10. ‘Ghost Story’- A Sky Full of Stars (2014), Ghost Stories (Deluxe Edition) (2014)
Of all the songs on this list, this song not being included in Ghost Stories is something that frustrates me no end. Why? Because with the entire album relying on a holistic, gentle, ambient electronic pop sound, did anyone else find it so jarring when the EDM track ‘A Sky Full of Stars’ burst onto the scene? ‘Ghost Story’ on the other hand, brilliantly moulds together that pop sound with a lively electronic drum beat and a gorgeous acoustic sound (a nod to Coldplay’s earlier work). This song puts Buckland’s guitar back on centre stage in its climax, and delivering us one of Coldplay’s best. This song is the epitome of old and new blending together, and it’s an absolute knockout.
‘Brothers & Sisters’- non-album single (1999)
Coldplay’s first official single. Once again Martins ghostly vocals and Buckland’s guitar drives the proceedings, sounding like a younger brother to ‘Shiver’: a hidden early gem.
‘Moses’- Live 2003 (2003)
This song was only ever played live, and as so often during the AROBTTH period, the song really gives Jonny Buckland a chance to shine on his six string.
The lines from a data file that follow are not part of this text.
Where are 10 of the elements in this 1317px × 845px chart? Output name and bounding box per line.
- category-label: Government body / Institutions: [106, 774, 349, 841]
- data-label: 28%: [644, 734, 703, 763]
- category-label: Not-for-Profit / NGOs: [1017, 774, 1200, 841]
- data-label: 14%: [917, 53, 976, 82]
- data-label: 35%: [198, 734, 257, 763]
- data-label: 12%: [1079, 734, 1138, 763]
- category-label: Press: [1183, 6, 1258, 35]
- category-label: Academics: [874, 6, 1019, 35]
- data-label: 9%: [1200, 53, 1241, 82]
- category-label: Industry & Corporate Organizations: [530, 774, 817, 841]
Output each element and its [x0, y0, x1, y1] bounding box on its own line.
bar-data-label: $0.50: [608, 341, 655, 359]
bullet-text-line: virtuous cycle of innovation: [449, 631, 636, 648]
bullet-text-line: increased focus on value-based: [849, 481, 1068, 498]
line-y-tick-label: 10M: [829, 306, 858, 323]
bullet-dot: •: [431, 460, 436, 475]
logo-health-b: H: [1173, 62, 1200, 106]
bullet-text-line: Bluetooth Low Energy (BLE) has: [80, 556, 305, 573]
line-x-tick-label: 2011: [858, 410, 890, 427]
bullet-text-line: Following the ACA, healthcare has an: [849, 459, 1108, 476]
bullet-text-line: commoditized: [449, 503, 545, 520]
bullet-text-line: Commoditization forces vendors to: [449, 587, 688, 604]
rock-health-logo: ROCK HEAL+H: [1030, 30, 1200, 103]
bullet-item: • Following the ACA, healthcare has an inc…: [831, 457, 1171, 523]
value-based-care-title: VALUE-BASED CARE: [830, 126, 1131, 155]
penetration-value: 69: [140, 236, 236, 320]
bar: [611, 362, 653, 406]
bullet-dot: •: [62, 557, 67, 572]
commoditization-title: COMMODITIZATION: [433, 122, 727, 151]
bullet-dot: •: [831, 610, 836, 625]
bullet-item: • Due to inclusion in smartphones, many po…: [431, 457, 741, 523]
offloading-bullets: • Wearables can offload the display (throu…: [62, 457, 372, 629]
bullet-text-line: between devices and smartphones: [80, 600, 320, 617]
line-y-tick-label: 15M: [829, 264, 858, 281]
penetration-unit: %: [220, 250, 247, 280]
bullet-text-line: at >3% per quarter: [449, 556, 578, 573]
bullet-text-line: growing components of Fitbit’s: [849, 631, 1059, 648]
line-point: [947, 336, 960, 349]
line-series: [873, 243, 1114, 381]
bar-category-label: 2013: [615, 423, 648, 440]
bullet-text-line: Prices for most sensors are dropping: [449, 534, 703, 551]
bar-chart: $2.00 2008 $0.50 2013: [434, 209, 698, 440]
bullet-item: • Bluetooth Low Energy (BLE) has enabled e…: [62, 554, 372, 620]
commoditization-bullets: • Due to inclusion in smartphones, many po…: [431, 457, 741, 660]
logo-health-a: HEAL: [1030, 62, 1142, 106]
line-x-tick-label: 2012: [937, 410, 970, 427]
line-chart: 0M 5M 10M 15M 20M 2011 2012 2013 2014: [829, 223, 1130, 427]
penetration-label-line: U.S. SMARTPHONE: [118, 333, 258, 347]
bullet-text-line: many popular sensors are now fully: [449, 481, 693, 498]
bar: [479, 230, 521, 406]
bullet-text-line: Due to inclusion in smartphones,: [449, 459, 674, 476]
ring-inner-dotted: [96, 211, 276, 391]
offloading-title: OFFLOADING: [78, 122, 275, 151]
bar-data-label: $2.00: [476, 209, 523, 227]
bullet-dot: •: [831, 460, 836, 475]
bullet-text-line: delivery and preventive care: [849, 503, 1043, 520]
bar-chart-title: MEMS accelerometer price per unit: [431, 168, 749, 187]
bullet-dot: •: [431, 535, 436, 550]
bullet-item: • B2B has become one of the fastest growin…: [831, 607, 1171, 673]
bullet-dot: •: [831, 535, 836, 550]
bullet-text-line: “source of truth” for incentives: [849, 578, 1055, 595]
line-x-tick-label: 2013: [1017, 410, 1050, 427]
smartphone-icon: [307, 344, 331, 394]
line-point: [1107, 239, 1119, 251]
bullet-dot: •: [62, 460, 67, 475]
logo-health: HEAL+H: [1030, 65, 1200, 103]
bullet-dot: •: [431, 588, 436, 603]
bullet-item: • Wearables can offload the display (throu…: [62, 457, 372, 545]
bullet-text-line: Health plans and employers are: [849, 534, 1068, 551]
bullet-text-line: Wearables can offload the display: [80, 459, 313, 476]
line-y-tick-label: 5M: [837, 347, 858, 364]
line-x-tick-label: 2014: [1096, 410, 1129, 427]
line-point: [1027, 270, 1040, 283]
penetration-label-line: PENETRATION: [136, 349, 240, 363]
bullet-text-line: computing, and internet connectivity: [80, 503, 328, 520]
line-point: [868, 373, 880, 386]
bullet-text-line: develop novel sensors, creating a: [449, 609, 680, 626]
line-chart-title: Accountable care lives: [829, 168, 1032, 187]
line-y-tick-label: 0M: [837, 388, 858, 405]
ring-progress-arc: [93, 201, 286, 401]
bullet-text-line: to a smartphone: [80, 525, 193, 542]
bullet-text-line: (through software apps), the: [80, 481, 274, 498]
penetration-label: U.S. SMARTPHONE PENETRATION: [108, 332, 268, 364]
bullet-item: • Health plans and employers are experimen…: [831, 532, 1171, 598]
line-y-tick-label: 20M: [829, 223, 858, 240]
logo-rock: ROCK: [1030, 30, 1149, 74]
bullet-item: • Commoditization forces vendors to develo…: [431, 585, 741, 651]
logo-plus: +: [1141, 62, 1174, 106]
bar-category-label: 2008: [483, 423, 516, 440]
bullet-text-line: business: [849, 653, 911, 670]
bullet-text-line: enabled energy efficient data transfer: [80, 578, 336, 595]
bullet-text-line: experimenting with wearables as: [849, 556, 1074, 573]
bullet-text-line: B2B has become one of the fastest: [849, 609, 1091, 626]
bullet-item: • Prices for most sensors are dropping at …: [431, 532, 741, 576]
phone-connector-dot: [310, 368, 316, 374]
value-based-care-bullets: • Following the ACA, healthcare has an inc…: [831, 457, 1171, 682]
Interestingly this song is actually a tribute to Martin’s ex-wife Gwyneth Paltrow… awkies?
‘Green Eyes’- A Rush of Blood to the Head (2002)
One of the most tender moments of Coldplay’s sophomore, and actually one of the albums simplest songs in terms of production. Buckland’s guitar really adds a lot to this piece, and although it ain’t no ‘Yellow’, it’s still a cracker.
‘Strawberry Swing’- Viva la Vida or Death And All His Friends (2008)
Ahhh, those gorgeous strings in this song! We can’t get enough of this penultimate track from Viva la Vida. Did you know this song has actually been scientifically proven to make people calmer and more relaxed… lets just say it leaves an impression. And that music video?!
‘Moving to Mars’- Every Teardrop is a Waterfall (2011)
I have to confess I wasn’t as big a fan of Coldplay’s fifth record, Mylo Xyloto. That’s not saying it’s bad, I just prefer the others. But this B-Side piano ballad, with its soaring chorus and building instrumentation, is certainly sweet on the ears, even though it may not have the presence of other ballads like ‘The Scientist.’